A proposed natural gas pipeline in Dakota County has gotten the go-ahead to cross several wetlands in Eagan and Rosemount.

The nearly 8-mile, 20-inch pipeline, a project of Nebraska-based Northern Natural Gas, is part of an effort to convert Xcel Energy’s Black Dog Power Plant in Burnsville to natural gas from coal. The planned route will follow an existing easement that Northern Natural Gas is using for another pipeline.

The pipeline may cross up to 11 wetlands in Rosemount and Eagan. Most of the line will be installed using an underground boring method that’s less disruptive than digging from above. It’s unlikely that the wetlands in the pipeline’s path will be affected long-term, according to Brian Watson, district manager for the Dakota County Soil and Water Conservation District.

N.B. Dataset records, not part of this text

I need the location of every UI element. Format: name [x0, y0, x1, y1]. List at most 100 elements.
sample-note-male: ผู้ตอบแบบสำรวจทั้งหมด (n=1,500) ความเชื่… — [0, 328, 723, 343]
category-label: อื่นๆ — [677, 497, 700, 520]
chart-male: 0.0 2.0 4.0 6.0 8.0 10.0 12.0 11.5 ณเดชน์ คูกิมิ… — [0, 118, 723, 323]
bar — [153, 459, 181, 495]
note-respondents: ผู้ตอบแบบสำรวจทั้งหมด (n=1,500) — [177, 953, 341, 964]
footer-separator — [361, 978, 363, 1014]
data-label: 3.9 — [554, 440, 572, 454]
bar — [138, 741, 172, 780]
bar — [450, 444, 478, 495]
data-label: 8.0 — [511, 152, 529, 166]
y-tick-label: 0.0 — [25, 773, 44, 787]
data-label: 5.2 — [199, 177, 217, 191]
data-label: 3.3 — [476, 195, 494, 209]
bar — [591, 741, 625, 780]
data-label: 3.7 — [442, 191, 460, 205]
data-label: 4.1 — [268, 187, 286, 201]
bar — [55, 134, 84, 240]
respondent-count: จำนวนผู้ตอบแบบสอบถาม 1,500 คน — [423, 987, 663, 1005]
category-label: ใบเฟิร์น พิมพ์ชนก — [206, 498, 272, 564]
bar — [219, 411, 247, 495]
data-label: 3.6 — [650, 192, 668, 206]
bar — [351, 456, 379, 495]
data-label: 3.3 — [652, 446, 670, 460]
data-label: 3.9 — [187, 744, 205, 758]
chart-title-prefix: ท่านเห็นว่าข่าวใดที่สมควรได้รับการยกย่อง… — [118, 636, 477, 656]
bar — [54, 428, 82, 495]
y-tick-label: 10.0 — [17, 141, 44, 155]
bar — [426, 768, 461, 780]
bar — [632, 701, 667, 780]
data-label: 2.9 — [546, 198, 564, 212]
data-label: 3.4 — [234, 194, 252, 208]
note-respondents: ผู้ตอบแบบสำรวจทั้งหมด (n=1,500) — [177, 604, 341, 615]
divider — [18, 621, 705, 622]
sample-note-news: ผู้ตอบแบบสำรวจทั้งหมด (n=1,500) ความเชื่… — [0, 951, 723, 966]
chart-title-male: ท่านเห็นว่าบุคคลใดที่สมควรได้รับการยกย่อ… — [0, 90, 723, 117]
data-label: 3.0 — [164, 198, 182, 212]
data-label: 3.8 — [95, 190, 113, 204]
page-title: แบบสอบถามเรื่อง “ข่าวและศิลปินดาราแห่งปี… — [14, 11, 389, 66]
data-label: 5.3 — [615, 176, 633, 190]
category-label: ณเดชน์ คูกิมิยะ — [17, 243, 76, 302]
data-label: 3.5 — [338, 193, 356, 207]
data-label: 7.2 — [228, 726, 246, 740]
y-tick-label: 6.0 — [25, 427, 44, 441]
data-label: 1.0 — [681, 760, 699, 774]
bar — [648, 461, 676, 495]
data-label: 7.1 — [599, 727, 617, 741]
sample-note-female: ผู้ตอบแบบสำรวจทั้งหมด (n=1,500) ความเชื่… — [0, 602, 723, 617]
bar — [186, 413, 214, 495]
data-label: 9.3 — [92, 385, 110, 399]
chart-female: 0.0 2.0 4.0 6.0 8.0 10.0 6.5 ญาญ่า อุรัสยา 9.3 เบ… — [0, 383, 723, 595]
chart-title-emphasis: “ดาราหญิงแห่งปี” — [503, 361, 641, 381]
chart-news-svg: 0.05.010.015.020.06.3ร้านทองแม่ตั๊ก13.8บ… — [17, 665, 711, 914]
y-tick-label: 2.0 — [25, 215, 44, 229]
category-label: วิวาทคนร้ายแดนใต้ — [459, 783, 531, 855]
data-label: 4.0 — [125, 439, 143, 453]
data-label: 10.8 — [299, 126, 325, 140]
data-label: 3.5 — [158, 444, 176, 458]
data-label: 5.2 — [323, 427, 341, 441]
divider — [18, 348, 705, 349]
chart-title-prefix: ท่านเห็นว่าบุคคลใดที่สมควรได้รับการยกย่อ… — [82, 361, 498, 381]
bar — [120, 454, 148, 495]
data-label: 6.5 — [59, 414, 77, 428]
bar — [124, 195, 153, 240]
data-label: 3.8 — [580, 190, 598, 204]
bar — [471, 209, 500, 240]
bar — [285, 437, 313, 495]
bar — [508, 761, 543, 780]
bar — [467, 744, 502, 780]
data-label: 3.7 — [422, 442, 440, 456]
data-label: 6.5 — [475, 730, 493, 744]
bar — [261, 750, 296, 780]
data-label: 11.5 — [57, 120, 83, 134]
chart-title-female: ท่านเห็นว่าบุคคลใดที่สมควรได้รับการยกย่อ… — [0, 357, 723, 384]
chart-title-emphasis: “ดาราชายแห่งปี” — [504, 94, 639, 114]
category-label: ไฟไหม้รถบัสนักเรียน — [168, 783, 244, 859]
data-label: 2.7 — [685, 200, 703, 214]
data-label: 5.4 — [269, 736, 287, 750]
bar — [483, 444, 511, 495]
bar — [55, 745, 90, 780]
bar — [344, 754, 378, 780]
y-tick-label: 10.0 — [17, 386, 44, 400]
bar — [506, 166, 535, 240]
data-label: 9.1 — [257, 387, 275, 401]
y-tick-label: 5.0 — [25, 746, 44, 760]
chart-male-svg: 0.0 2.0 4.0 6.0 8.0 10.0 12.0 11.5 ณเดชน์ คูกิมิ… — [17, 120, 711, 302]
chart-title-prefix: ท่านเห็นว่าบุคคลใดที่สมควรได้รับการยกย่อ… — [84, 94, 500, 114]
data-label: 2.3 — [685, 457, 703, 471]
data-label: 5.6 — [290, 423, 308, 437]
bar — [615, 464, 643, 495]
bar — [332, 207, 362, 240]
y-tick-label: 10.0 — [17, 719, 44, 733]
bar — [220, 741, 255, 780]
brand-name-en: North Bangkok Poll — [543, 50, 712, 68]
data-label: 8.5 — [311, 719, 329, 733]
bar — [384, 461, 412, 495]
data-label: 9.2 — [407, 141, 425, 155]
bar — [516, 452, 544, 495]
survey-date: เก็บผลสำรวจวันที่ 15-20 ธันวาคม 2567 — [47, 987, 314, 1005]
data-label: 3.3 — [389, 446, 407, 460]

“Based on what they’re proposing … they will only be temporary impacts and no replacements required,” Watson said.

Rosemount and Eagan both signed off Sept. 6 on a Northern Natural Gas request to temporarily affect the wetlands, following approval from the U.S. Army Corps of Engineers. The disruption is expected to last only through the construction process; per the agreement, the impacts can last no more than 180 consecutive days.

The pipeline has been controversial among locals concerned about the potential environmental impact. As planned, it will cut through Lebanon Hills Regional Park’s “preserve zone” — an area of high ecological diversity — and affect more than 400 landowners.

Holly Jenkins, an Eagan resident who founded the nonprofit Wilderness in the City, has been among the pipeline’s most vocal critics. She is also a candidate for county commissioner, running in part to advocate for environmental causes.

“Any impact to wetlands can be concerning,” Jenkins said. “You just really, really have to have every precaution in place.”

Pipeline construction is slated to begin in spring 2017, pending approval from the Federal Energy Regulatory Commission.